Kangbi-ndara.com / Plusieurs milliers de carats de diamants, souillés par les conflits meurtriers en République centrafricaine (RCA), mis sous embargo international, se commercialisent au-delà des frontières de cet Etat. La principale porte de sortie : le Cameroun.

247 caratsLe trafic en réseau de diamants centrafricains est source d’enrichissement, illégal, de nombreux centrafricains et étrangers qui exploitent à leurs fins l’absence de l’administration dans ce pays cadavérique depuis mars 2013. Aucune taxe payée à l’Etat centrafricain pour exporter d’importantes quantités de pierres et métaux précieux collectés dans les zones productrices contrôlées par les bandes armées.  

Difficile d’estimer en chiffre les carats de diamants issus de mines centrafricaines qui traversent inlassablement la frontière camerounaise avant de s’ouvrir au reste du monde. Un homme d’affaire centrafricain immergé dans ce commerce illégal, temporairement installé au Cameroun,  couvert sous l’anonymat, affirme vendre plus de cinq cents carats par mois, et, ce depuis le mois de février dernier.

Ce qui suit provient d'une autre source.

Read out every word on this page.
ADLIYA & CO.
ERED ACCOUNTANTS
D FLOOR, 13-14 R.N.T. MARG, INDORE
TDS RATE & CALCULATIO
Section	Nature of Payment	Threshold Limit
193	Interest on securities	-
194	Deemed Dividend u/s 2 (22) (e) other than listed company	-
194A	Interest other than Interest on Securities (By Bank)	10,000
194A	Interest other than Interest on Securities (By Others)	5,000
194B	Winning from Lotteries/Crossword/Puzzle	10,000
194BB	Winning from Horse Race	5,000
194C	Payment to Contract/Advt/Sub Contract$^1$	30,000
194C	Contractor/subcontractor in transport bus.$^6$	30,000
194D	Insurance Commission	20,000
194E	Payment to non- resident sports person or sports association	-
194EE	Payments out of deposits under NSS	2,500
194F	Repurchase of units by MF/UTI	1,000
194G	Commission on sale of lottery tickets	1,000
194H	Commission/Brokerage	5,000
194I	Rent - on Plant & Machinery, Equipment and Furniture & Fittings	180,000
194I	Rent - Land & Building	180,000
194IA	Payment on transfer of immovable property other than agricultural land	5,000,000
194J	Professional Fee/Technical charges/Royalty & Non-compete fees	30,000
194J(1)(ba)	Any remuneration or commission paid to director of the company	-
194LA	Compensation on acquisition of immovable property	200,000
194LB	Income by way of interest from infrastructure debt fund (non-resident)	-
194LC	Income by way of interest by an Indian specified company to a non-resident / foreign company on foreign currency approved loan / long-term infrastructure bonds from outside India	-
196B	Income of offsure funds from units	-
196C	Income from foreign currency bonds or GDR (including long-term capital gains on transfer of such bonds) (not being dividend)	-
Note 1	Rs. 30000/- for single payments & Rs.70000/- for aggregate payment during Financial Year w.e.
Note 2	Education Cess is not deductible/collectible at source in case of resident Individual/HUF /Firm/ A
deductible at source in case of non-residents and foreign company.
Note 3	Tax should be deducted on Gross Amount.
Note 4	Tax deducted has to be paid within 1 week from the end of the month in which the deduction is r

D’après Awal. K.H, démarcheur de diamants exsangues au Cameroun, les capitales africaines notamment, Khartoum (Soudan) et Brazzaville (République du Congo) sont également des portes de sortie de diamants centrafricains mais : « Le gros passe par ici (ndlr, au Cameroun)», précise-t-elle.

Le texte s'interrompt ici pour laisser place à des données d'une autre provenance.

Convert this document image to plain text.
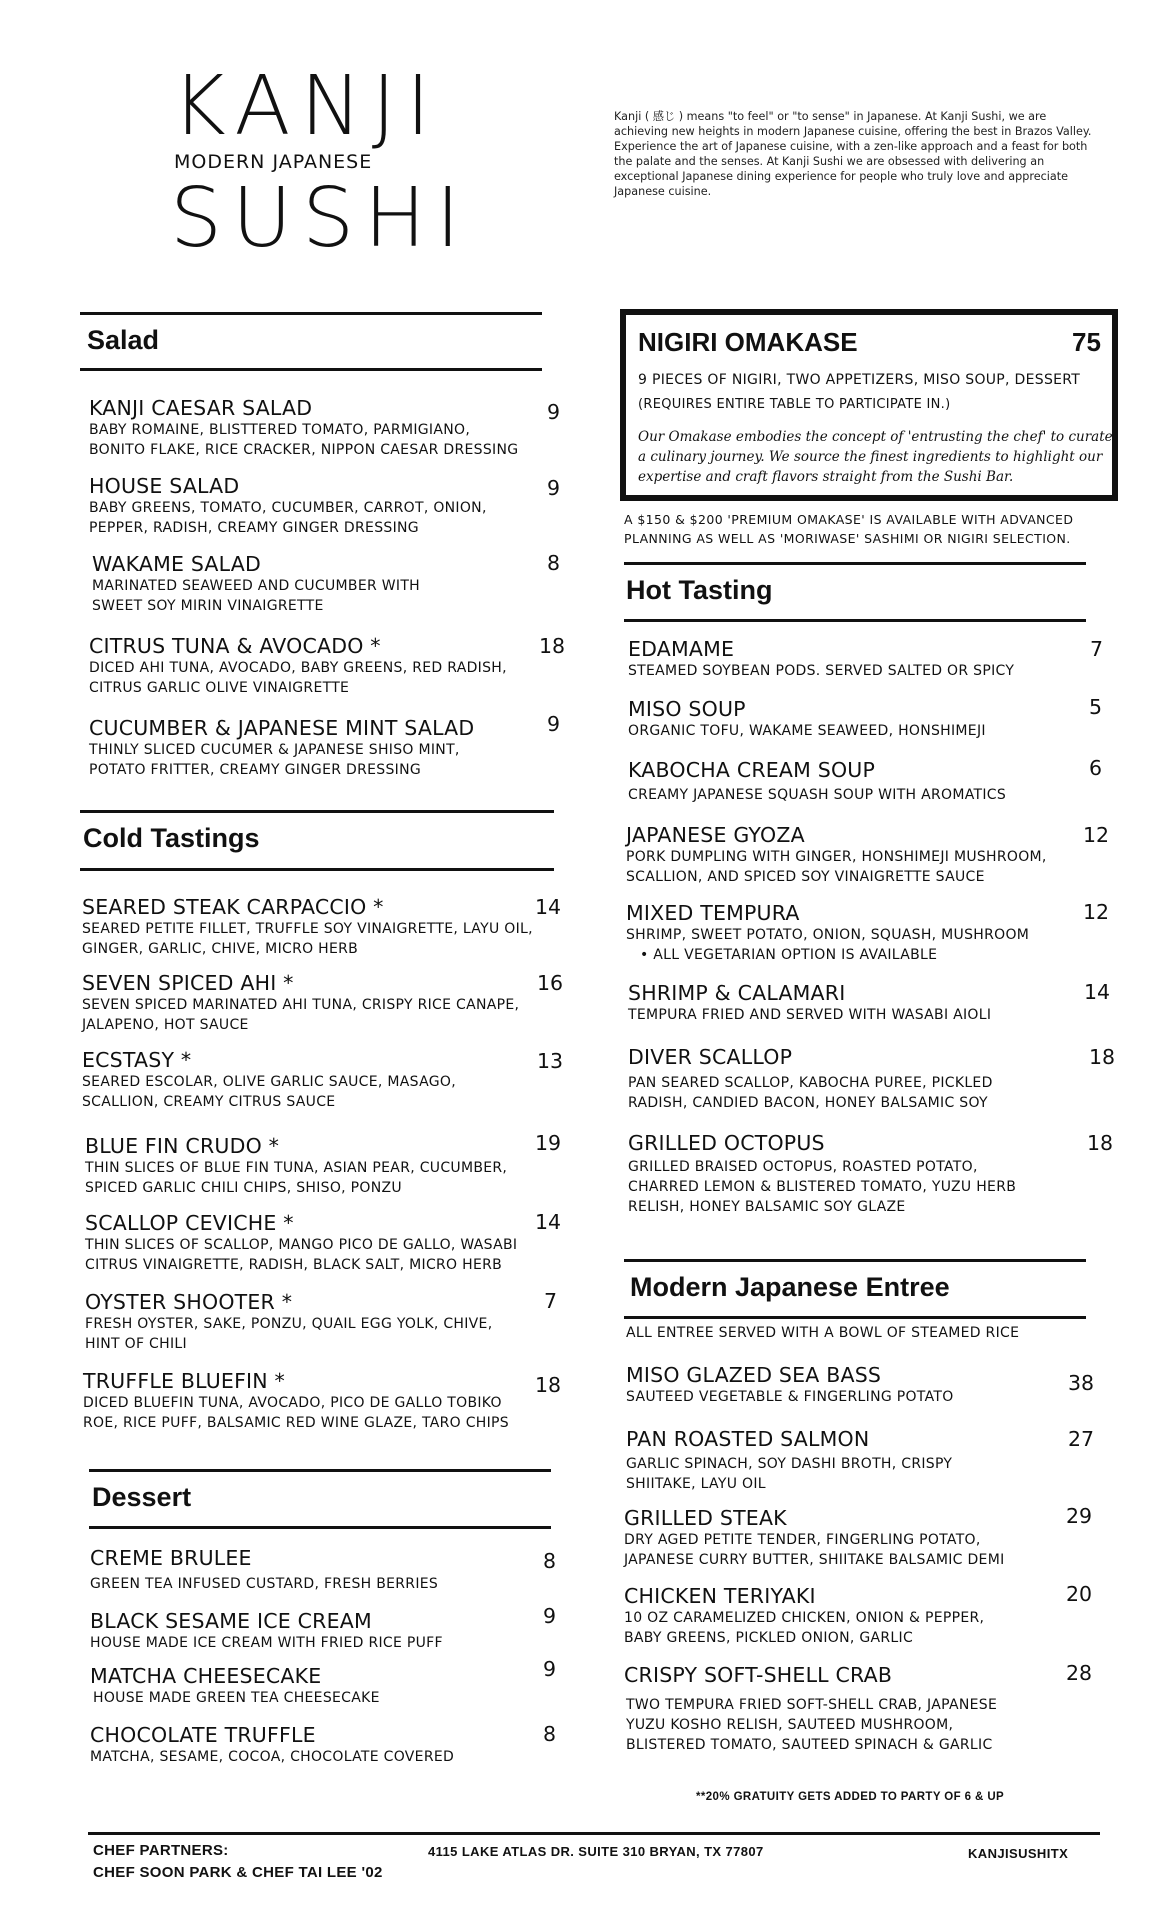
KANJI
MODERN JAPANESE
SUSHI
Kanji ( 感じ ) means "to feel" or "to sense" in Japanese. At Kanji Sushi, we are achieving new heights in modern Japanese cuisine, offering the best in Brazos Valley. Experience the art of Japanese cuisine, with a zen-like approach and a feast for both the palate and the senses. At Kanji Sushi we are obsessed with delivering an exceptional Japanese dining experience for people who truly love and appreciate Japanese cuisine.
Salad
KANJI CAESAR SALAD
BABY ROMAINE, BLISTTERED TOMATO, PARMIGIANO,
BONITO FLAKE, RICE CRACKER, NIPPON CAESAR DRESSING
9
HOUSE SALAD
BABY GREENS, TOMATO, CUCUMBER, CARROT, ONION,
PEPPER, RADISH, CREAMY GINGER DRESSING
9
WAKAME SALAD
MARINATED SEAWEED AND CUCUMBER WITH
SWEET SOY MIRIN VINAIGRETTE
8
CITRUS TUNA & AVOCADO *
DICED AHI TUNA, AVOCADO, BABY GREENS, RED RADISH,
CITRUS GARLIC OLIVE VINAIGRETTE
18
CUCUMBER & JAPANESE MINT SALAD
THINLY SLICED CUCUMER & JAPANESE SHISO MINT,
POTATO FRITTER, CREAMY GINGER DRESSING
9
Cold Tastings
SEARED STEAK CARPACCIO *
SEARED PETITE FILLET, TRUFFLE SOY VINAIGRETTE, LAYU OIL,
GINGER, GARLIC, CHIVE, MICRO HERB
14
SEVEN SPICED AHI *
SEVEN SPICED MARINATED AHI TUNA, CRISPY RICE CANAPE,
JALAPENO, HOT SAUCE
16
ECSTASY *
SEARED ESCOLAR, OLIVE GARLIC SAUCE, MASAGO,
SCALLION, CREAMY CITRUS SAUCE
13
BLUE FIN CRUDO *
THIN SLICES OF BLUE FIN TUNA, ASIAN PEAR, CUCUMBER,
SPICED GARLIC CHILI CHIPS, SHISO, PONZU
19
SCALLOP CEVICHE *
THIN SLICES OF SCALLOP, MANGO PICO DE GALLO, WASABI
CITRUS VINAIGRETTE, RADISH, BLACK SALT, MICRO HERB
14
OYSTER SHOOTER *
FRESH OYSTER, SAKE, PONZU, QUAIL EGG YOLK, CHIVE,
HINT OF CHILI
7
TRUFFLE BLUEFIN *
DICED BLUEFIN TUNA, AVOCADO, PICO DE GALLO TOBIKO
ROE, RICE PUFF, BALSAMIC RED WINE GLAZE, TARO CHIPS
18
Dessert
CREME BRULEE
GREEN TEA INFUSED CUSTARD, FRESH BERRIES
8
BLACK SESAME ICE CREAM
HOUSE MADE ICE CREAM WITH FRIED RICE PUFF
9
MATCHA CHEESECAKE
HOUSE MADE GREEN TEA CHEESECAKE
9
CHOCOLATE TRUFFLE
MATCHA, SESAME, COCOA, CHOCOLATE COVERED
8
NIGIRI OMAKASE	75
9 PIECES OF NIGIRI, TWO APPETIZERS, MISO SOUP, DESSERT
(REQUIRES ENTIRE TABLE TO PARTICIPATE IN.)
Our Omakase embodies the concept of 'entrusting the chef' to curate
a culinary journey. We source the finest ingredients to highlight our
expertise and craft flavors straight from the Sushi Bar.
A $150 & $200 'PREMIUM OMAKASE' IS AVAILABLE WITH ADVANCED
PLANNING AS WELL AS 'MORIWASE' SASHIMI OR NIGIRI SELECTION.
Hot Tasting
EDAMAME
STEAMED SOYBEAN PODS. SERVED SALTED OR SPICY
7
MISO SOUP
ORGANIC TOFU, WAKAME SEAWEED, HONSHIMEJI
5
KABOCHA CREAM SOUP
CREAMY JAPANESE SQUASH SOUP WITH AROMATICS
6
JAPANESE GYOZA
PORK DUMPLING WITH GINGER, HONSHIMEJI MUSHROOM,
SCALLION, AND SPICED SOY VINAIGRETTE SAUCE
12
MIXED TEMPURA
SHRIMP, SWEET POTATO, ONION, SQUASH, MUSHROOM
• ALL VEGETARIAN OPTION IS AVAILABLE
12
SHRIMP & CALAMARI
TEMPURA FRIED AND SERVED WITH WASABI AIOLI
14
DIVER SCALLOP
PAN SEARED SCALLOP, KABOCHA PUREE, PICKLED
RADISH, CANDIED BACON, HONEY BALSAMIC SOY
18
GRILLED OCTOPUS
GRILLED BRAISED OCTOPUS, ROASTED POTATO,
CHARRED LEMON & BLISTERED TOMATO, YUZU HERB
RELISH, HONEY BALSAMIC SOY GLAZE
18
Modern Japanese Entree
ALL ENTREE SERVED WITH A BOWL OF STEAMED RICE
MISO GLAZED SEA BASS
SAUTEED VEGETABLE & FINGERLING POTATO
38
PAN ROASTED SALMON
GARLIC SPINACH, SOY DASHI BROTH, CRISPY
SHIITAKE, LAYU OIL
27
GRILLED STEAK
DRY AGED PETITE TENDER, FINGERLING POTATO,
JAPANESE CURRY BUTTER, SHIITAKE BALSAMIC DEMI
29
CHICKEN TERIYAKI
10 OZ CARAMELIZED CHICKEN, ONION & PEPPER,
BABY GREENS, PICKLED ONION, GARLIC
20
CRISPY SOFT-SHELL CRAB
TWO TEMPURA FRIED SOFT-SHELL CRAB, JAPANESE
YUZU KOSHO RELISH, SAUTEED MUSHROOM,
BLISTERED TOMATO, SAUTEED SPINACH & GARLIC
28
**20% GRATUITY GETS ADDED TO PARTY OF 6 & UP
CHEF PARTNERS:
CHEF SOON PARK & CHEF TAI LEE '02
4115 LAKE ATLAS DR. SUITE 310 BRYAN, TX 77807	KANJISUSHITX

L’indice que laissent les trafiquants à tous ceux qui fouillent en direction de leur gagne-pain n’est que la pénombre d’une trajectoire mal éclairée.

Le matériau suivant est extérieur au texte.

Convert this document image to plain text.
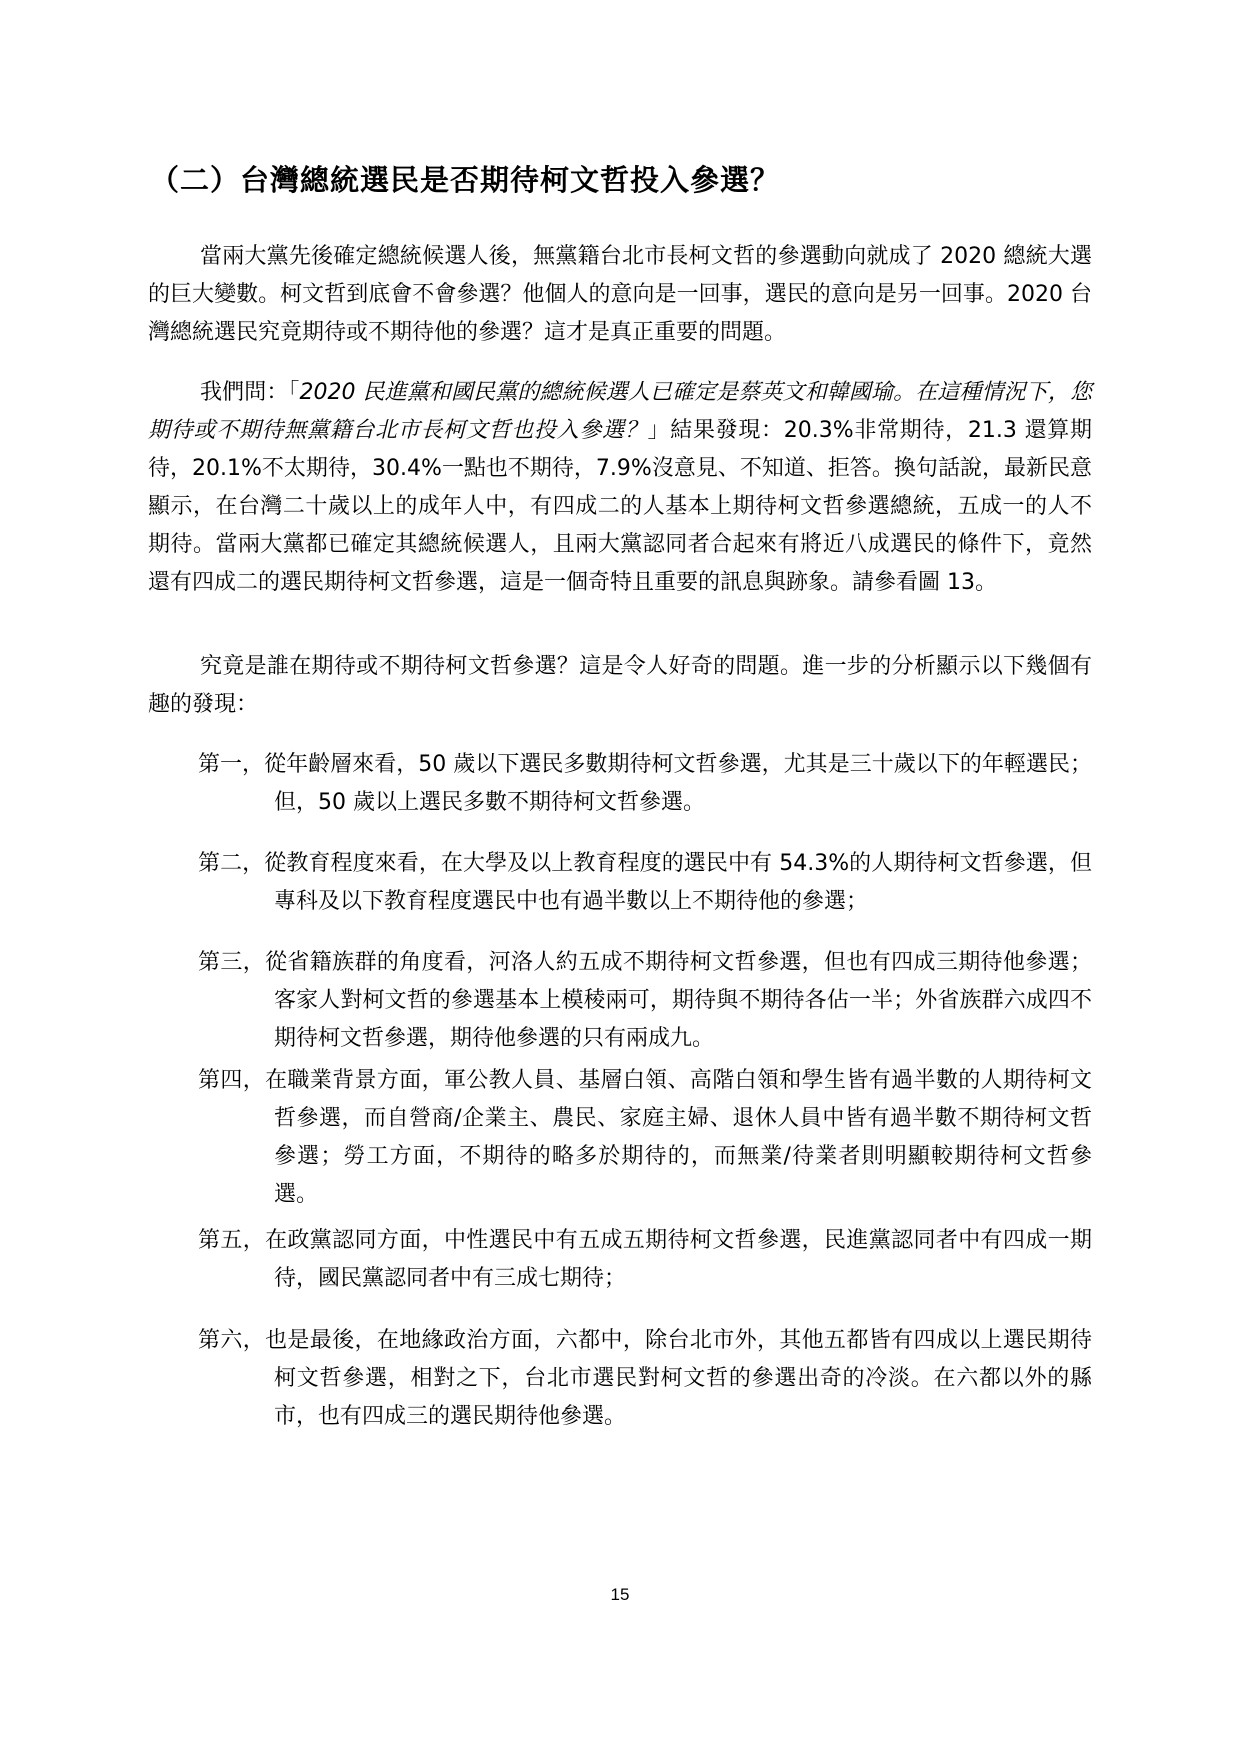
（二）台灣總統選民是否期待柯文哲投入參選？

當兩大黨先後確定總統候選人後，無黨籍台北市長柯文哲的參選動向就成了 2020 總統大選的巨大變數。柯文哲到底會不會參選？他個人的意向是一回事，選民的意向是另一回事。2020 台灣總統選民究竟期待或不期待他的參選？這才是真正重要的問題。

我們問：「2020 民進黨和國民黨的總統候選人已確定是蔡英文和韓國瑜。在這種情況下，您期待或不期待無黨籍台北市長柯文哲也投入參選？」結果發現：20.3%非常期待，21.3 還算期待，20.1%不太期待，30.4%一點也不期待，7.9%沒意見、不知道、拒答。換句話說，最新民意顯示，在台灣二十歲以上的成年人中，有四成二的人基本上期待柯文哲參選總統，五成一的人不期待。當兩大黨都已確定其總統候選人，且兩大黨認同者合起來有將近八成選民的條件下，竟然還有四成二的選民期待柯文哲參選，這是一個奇特且重要的訊息與跡象。請參看圖 13。

究竟是誰在期待或不期待柯文哲參選？這是令人好奇的問題。進一步的分析顯示以下幾個有趣的發現：

第一，從年齡層來看，50 歲以下選民多數期待柯文哲參選，尤其是三十歲以下的年輕選民；但，50 歲以上選民多數不期待柯文哲參選。
第二，從教育程度來看，在大學及以上教育程度的選民中有 54.3%的人期待柯文哲參選，但專科及以下教育程度選民中也有過半數以上不期待他的參選；
第三，從省籍族群的角度看，河洛人約五成不期待柯文哲參選，但也有四成三期待他參選；客家人對柯文哲的參選基本上模稜兩可，期待與不期待各佔一半；外省族群六成四不期待柯文哲參選，期待他參選的只有兩成九。
第四，在職業背景方面，軍公教人員、基層白領、高階白領和學生皆有過半數的人期待柯文哲參選，而自營商/企業主、農民、家庭主婦、退休人員中皆有過半數不期待柯文哲參選；勞工方面，不期待的略多於期待的，而無業/待業者則明顯較期待柯文哲參選。
第五，在政黨認同方面，中性選民中有五成五期待柯文哲參選，民進黨認同者中有四成一期待，國民黨認同者中有三成七期待；
第六，也是最後，在地緣政治方面，六都中，除台北市外，其他五都皆有四成以上選民期待柯文哲參選，相對之下，台北市選民對柯文哲的參選出奇的冷淡。在六都以外的縣市，也有四成三的選民期待他參選。
15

En effet, les diamants centrafricains franchissent le sol camerounais par Kentzou, ville frontalière avec la RCA, (Est). Batouri, Bertoua, Douala et Yaoundé sont les villes où se passent les transactions entre vendeurs et acheteurs. 

diamond

« Ceux qui passent régulièrement les commandes sont des belges, des français, des italiens, des libanais et des saoudiens », indiquent un démarcheur centrafricain. « Très peu vont à Anvers (ndlr, la plus vielle capitale du diamant au monde, en Belgique), il y a trop de contrôle là-bas, c’est à Doubaï que les affaires passent sans problème », ajoute-t-il.

De sources concordantes, plusieurs entreprises créées par des centrafricains, reconnues par l’Etat camerounais, participent implicitement au trafic de « diamants du sang ». Ces sociétés enregistrées sous d’autres profiles sont de facto des bureaux d’achat secret de pierres et métaux précieux. Les images annexées à cet article sont prises dans quelques unes de ces structures déguisées.

gros diamants

En outre, l’énigme du trafic de diamants centrafricains réside dans l’incohérence entre la forte quantité exportée de la Centrafrique et le taux faible d’exportation des pays voisins. Kangbi-ndara reviendra ultérieurement sur cette incompatibilité.